Advanced Threat Protection (ATP) will become more widespread in 2019, thanks to the superior protection that it offers against AI-based threat. ATP provides real-time monitoring and protection of the network, which is crucial when threats are increasing, frequently novel, able to infiltrate and spread within a network at lightning speed and incredibly difficult to get rid of. The need is to detect and silo threats before they have any chance to deploy.

Businesses can’t afford to wait for their firewall or virus checker’s next upgrade if the threat is in the here and now. Real time protection and surveillance is all-important. Cloud computing, combined with a more virtuous application of AI, gives ATP another edge. Machine learning allows it to understand and thus detect evolving threats. The more data it has (drawn from the business or businesses using it) the better it does. Cloud computing allows this knowledge to be aggregated and shared, creating an ATP that gets better by the hour. ATP — previously a specialist tool — will move into the mainstream this year.

Sandboxing

Sandboxing is a crucial part of ATP, but not all sandboxes are the same. The best now watch activity at the processor instruction level, detecting and blocking malware (including zero-day events) before it is deployed.
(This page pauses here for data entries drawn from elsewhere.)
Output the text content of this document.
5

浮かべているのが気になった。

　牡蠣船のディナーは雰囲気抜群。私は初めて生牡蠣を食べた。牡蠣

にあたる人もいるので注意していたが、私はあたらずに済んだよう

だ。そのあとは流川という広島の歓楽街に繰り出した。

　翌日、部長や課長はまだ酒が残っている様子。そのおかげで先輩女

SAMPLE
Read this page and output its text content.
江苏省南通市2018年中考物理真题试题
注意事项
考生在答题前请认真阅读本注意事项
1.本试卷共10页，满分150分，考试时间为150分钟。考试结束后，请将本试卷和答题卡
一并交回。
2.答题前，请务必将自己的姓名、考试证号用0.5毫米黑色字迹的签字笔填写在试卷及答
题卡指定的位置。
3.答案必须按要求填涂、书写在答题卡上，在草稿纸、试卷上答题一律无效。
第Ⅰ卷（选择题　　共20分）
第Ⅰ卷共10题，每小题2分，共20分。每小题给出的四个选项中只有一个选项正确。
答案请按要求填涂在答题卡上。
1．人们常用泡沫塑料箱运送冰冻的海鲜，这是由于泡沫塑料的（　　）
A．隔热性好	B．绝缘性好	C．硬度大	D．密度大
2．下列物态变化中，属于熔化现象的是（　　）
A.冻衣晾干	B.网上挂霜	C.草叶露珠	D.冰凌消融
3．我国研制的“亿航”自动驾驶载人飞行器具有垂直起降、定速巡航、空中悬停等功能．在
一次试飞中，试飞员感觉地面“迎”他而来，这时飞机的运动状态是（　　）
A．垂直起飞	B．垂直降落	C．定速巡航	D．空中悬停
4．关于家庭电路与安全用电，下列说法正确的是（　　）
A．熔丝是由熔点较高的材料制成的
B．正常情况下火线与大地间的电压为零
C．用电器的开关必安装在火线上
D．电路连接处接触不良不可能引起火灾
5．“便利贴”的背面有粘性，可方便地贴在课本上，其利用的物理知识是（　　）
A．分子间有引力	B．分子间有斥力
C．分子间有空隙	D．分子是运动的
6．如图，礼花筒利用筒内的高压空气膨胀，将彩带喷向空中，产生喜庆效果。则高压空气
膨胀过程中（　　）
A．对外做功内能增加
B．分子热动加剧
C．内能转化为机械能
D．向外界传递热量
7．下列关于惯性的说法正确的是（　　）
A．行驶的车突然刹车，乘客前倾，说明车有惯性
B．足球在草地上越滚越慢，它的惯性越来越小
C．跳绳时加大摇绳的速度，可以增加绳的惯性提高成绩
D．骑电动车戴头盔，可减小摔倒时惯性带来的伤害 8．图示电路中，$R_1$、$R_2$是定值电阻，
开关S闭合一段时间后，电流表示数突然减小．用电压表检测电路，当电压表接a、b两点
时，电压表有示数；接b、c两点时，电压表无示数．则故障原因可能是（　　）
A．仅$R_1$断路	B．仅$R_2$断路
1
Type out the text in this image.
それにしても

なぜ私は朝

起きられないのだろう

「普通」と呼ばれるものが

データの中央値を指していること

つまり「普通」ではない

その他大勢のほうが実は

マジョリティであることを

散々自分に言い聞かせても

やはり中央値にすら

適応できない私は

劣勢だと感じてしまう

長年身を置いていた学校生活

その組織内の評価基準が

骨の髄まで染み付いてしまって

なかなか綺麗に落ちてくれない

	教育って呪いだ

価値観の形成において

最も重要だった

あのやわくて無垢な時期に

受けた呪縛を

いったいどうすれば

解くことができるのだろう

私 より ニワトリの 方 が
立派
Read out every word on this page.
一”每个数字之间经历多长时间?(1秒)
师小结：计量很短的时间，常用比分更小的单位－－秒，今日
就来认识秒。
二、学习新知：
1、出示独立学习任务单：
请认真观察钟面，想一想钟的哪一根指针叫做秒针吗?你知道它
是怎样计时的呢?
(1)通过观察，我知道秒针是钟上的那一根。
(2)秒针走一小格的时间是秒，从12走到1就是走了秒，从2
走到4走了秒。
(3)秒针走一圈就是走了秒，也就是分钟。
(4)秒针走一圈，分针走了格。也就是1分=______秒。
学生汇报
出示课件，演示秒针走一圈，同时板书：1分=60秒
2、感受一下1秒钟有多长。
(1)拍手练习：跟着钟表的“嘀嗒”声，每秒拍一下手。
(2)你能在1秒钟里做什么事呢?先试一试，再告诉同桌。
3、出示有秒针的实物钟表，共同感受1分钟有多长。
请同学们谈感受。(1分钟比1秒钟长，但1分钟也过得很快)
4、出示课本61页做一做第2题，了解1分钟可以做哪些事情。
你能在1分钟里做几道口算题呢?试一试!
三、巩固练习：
What’s more, current sandboxes use the power of AI to share information with cloud-based ATP and associated networks, so intelligence is quickly shared and everybody benefits, almost immediately, from better protection. As a result, the firewall is more or less obsolete and sandboxes (and wider ATP systems) are rapidly replacing it. That change will accelerate during this year.

What are the practical implications?

For SMBs, the growth of AI and its potential applications for both good and ill demand a move to the cloud. Local security solutions just don’t cut it any more: businesses desperately need the protection of ATP and sandboxing, but they need it in the cloud because that’s where meaningful volumes of data are aggregated, and protection evolves in response to that.

AI allows tech to cross-check inputs and events to understand threats more fully. Systems can then make meaningful predictions and mitigate threats effectively in real-time using machine learning. Just like human understanding, the protective system learns and grows. When this type of machine learning is applied to an ATP system, everybody who is protected by that system benefits from the threats that they — and others — have already dealt with. That learning might have occurred a year, a week, a day or even ten minutes ago: AI can use all of it, fast.

We are not yet at the point where ATP and sandboxing can replace all other security measures, but in time they will. Right now, savvy organisations are using them alongside other solutions where required. Many SMBs will be frightened by the growing threat of cybercrime, and rightly so. Just one successful malware attack can bring enough financial, reputational and legal damage to terminate a business. But with advanced, cloud-based and above all, AI-driven security, the future is looking far brighter for business than it is for the cybercriminals.